NOTES TO CONSOLIDATED FINANCIAL STATEMENTS
Substantially all of the Company’s long-term assets are located within the United States.
Concentrations of Risk
Customer Concentrations
For the year ended December 31, 2024, two customers accounted for 41.9% and 33.6% of revenues, respectively. For the year ended December 31, 2023, three customers accounted for 37.0%, 31.8%, and 17.6% of revenues, respectively.
At December 31, 2024, three customers accounted for 33.6%, 22.8%, and 18.8% of total accounts receivable, net, respectively. At December 31, 2023, three customers accounted for 51.9%, 12.7% and 10.6% of total accounts receivable, net, respectively.
Concentrations in the Available Sources of Supply of Materials and Product
Our services use hardware and software from various third parties, some of which are procured from single suppliers. For example, our MiFi mobile hotspots and fixed wireless access devices rely substantially on chipsets from Qualcomm. From time to time, certain components used in our products or solutions have been in short supply or their anticipated commercial introduction has been delayed or their availability has been interrupted for reasons outside our control.

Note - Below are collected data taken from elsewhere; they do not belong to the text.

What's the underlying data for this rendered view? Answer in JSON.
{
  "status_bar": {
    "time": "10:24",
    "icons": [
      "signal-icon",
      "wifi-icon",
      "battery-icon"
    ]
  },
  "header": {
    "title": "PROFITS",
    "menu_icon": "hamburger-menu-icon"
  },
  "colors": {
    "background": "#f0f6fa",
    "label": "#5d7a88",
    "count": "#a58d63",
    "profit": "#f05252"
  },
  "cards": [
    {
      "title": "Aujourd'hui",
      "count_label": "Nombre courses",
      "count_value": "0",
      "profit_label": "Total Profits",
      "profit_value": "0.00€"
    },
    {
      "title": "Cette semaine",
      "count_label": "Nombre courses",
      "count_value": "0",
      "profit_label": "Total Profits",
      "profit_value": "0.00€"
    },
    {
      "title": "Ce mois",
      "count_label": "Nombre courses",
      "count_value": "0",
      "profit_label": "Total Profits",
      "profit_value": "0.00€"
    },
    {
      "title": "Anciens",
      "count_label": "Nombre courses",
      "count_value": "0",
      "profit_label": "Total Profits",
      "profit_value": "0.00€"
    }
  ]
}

Note 14. Subsequent Events
Appointment of New Chief Executive Officer
On January 6, 2025, the Company’s Board of Directors appointed Juho Sarvikas as Chief Executive Officer of the Company, effective immediately. Mr. Sarvikas was also appointed as a member of the Company’s Board of Directors. Mr. Sarvikas, 42, has worked most recently as president of North America for Qualcomm Incorporated since April 2021. Mr. Sarvikas was granted the following equity awards pursuant to his appointment: (i) options to purchase 855,000 shares of common stock, which are subject to both service and market-based vesting requirements and vest over four years; (ii) 167,910 restricted stock units which are subject to both service and market-based vesting requirements and vest over three years; and (iii) 124,347 restricted stock units which are subject only to service conditions and vest over four years.